Observation 5- Winter
I want to change lives. I want to make each young person that I come into contact with feel valuable, worthy and accomplished. Today, I had to make a mandatory report to DHS due to some confidential information written in a student journal. DHS reporting is not something that makes me nervous, as I have had the opportunity to work with young people for a long time. In my professional role as a life coach at a local non-profit I have been trusted with information like this before. However, no matter how many times I have listened while a young person tells me about something that should have never happened to him or her, the nausea never goes away and the tears still flood my eyes (although I have gotten better at never letting them show until after the student has gone).

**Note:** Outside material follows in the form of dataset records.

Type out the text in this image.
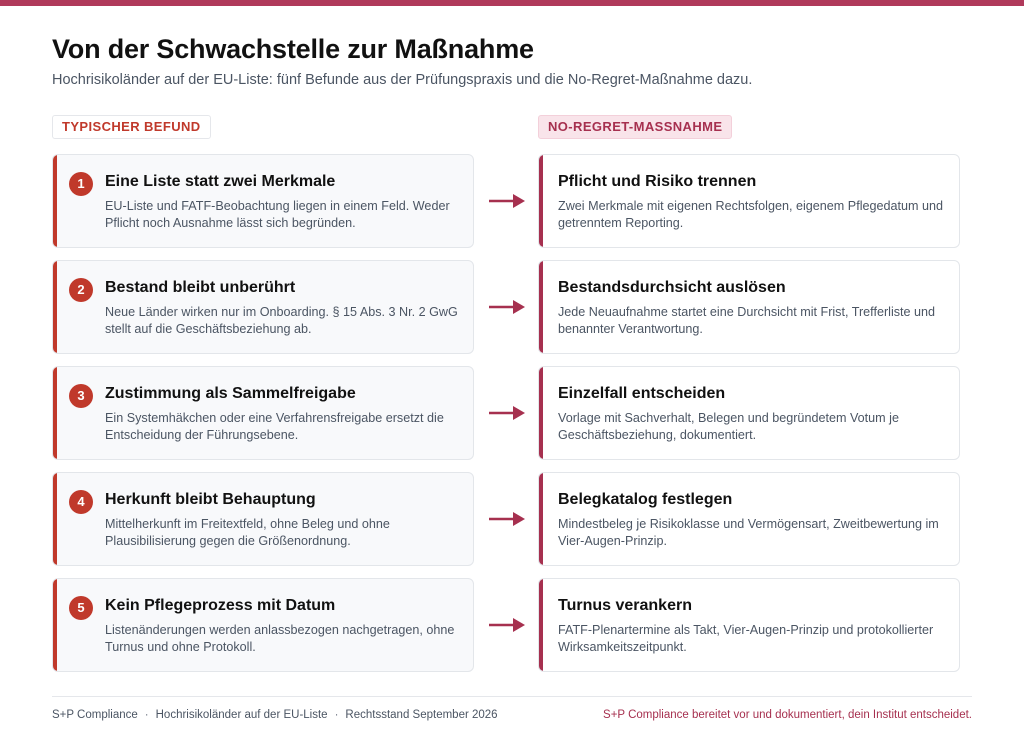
Von der Schwachstelle zur Maßnahme

Hochrisikoländer auf der EU-Liste: fünf Befunde aus der Prüfungspraxis und die No-Regret-Maßnahme dazu.

TYPISCHER BEFUND	NO-REGRET-MASSNAHME
1	Eine Liste statt zwei Merkmale
EU-Liste und FATF-Beobachtung liegen in einem Feld. Weder Pflicht noch Ausnahme lässt sich begründen.
Pflicht und Risiko trennen
Zwei Merkmale mit eigenen Rechtsfolgen, eigenem Pflegedatum und getrenntem Reporting.
2	Bestand bleibt unberührt
Neue Länder wirken nur im Onboarding. § 15 Abs. 3 Nr. 2 GwG stellt auf die Geschäftsbeziehung ab.
Bestandsdurchsicht auslösen
Jede Neuaufnahme startet eine Durchsicht mit Frist, Trefferliste und benannter Verantwortung.
3	Zustimmung als Sammelfreigabe
Ein Systemhäkchen oder eine Verfahrensfreigabe ersetzt die Entscheidung der Führungsebene.
Einzelfall entscheiden
Vorlage mit Sachverhalt, Belegen und begründetem Votum je Geschäftsbeziehung, dokumentiert.
4	Herkunft bleibt Behauptung
Mittelherkunft im Freitextfeld, ohne Beleg und ohne Plausibilisierung gegen die Größenordnung.
Belegkatalog festlegen
Mindestbeleg je Risikoklasse und Vermögensart, Zweitbewertung im Vier-Augen-Prinzip.
5	Kein Pflegeprozess mit Datum
Listenänderungen werden anlassbezogen nachgetragen, ohne Turnus und ohne Protokoll.
Turnus verankern
FATF-Plenartermine als Takt, Vier-Augen-Prinzip und protokollierter Wirksamkeitszeitpunkt.
S+P Compliance · Hochrisikoländer auf der EU-Liste · Rechtsstand September 2026	S+P Compliance bereitet vor und dokumentiert, dein Institut entscheidet.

Since beginning this teaching experience in January, and starting to work through a novel that has very heavy content, I have found some of my biggest fears are very closely tied with some of my biggest goals. I am very concerned with the moral of each and every student that I come into contact with. I want students to trust me, to feel that they have the ability to learn and grow in the safety of the learning community that has been and will be created in my classroom. I want students to be able to jump knowing that when they land there will be some cushion for them to fall onto. While these goals continue showing themselves, the fear of their comfort, their safety and well as the learning community’s growth as a whole keeps me from diving deeper into issues that I feel are important to discuss.

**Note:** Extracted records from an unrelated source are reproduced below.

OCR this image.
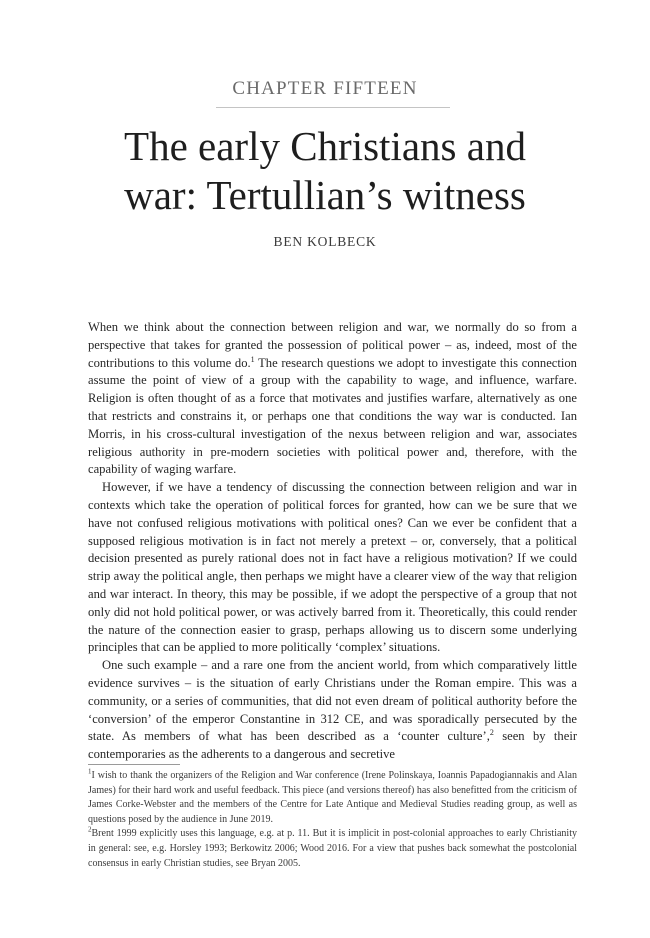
CHAPTER FIFTEEN
The early Christians and
war: Tertullian’s witness
BEN KOLBECK

When we think about the connection between religion and war, we normally do so from a perspective that takes for granted the possession of political power – as, indeed, most of the contributions to this volume do.$^1$ The research questions we adopt to investigate this connection assume the point of view of a group with the capability to wage, and influence, warfare. Religion is often thought of as a force that motivates and justifies warfare, alternatively as one that restricts and constrains it, or perhaps one that conditions the way war is conducted. Ian Morris, in his cross-cultural investigation of the nexus between religion and war, associates religious authority in pre-modern societies with political power and, therefore, with the capability of waging warfare.

However, if we have a tendency of discussing the connection between religion and war in contexts which take the operation of political forces for granted, how can we be sure that we have not confused religious motivations with political ones? Can we ever be confident that a supposed religious motivation is in fact not merely a pretext – or, conversely, that a political decision presented as purely rational does not in fact have a religious motivation? If we could strip away the political angle, then perhaps we might have a clearer view of the way that religion and war interact. In theory, this may be possible, if we adopt the perspective of a group that not only did not hold political power, or was actively barred from it. Theoretically, this could render the nature of the connection easier to grasp, perhaps allowing us to discern some underlying principles that can be applied to more politically ‘complex’ situations.

One such example – and a rare one from the ancient world, from which comparatively little evidence survives – is the situation of early Christians under the Roman empire. This was a community, or a series of communities, that did not even dream of political authority before the ‘conversion’ of the emperor Constantine in 312 CE, and was sporadically persecuted by the state. As members of what has been described as a ‘counter culture’,$^2$ seen by their contemporaries as the adherents to a dangerous and secretive

$^1$I wish to thank the organizers of the Religion and War conference (Irene Polinskaya, Ioannis Papadogiannakis and Alan James) for their hard work and useful feedback. This piece (and versions thereof) has also benefitted from the criticism of James Corke-Webster and the members of the Centre for Late Antique and Medieval Studies reading group, as well as questions posed by the audience in June 2019.

$^2$Brent 1999 explicitly uses this language, e.g. at p. 11. But it is implicit in post-colonial approaches to early Christianity in general: see, e.g. Horsley 1993; Berkowitz 2006; Wood 2016. For a view that pushes back somewhat the postcolonial consensus in early Christian studies, see Bryan 2005.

It is extremely difficult to walk into a classroom and hold both care and concern as well as absolute authority. This is a balance I haven’t found yet. I want to smile at each of them, create a special bond with each of them but that is hard to do when I am also the one to send them to detention or give them a failing grade on something they did not put their best effort forward on.
Today, after I made the call to DHS and talked with another teacher, I realized that although making reports to DHS is not the most fun part of being a teacher, it is a big part of the responsibility. When the student wrote, “Mrs. Pierce Only” on her journal entry, she was deciding to trust me with a precious secret. She felt safe enough to let me know. So, as I held back the tears and filled out paper work, I knew that while I’m still working on becoming a better teacher, the battle between my biggest goals and biggest fears is worth fighting, even if she is the only one whose life is changed by it.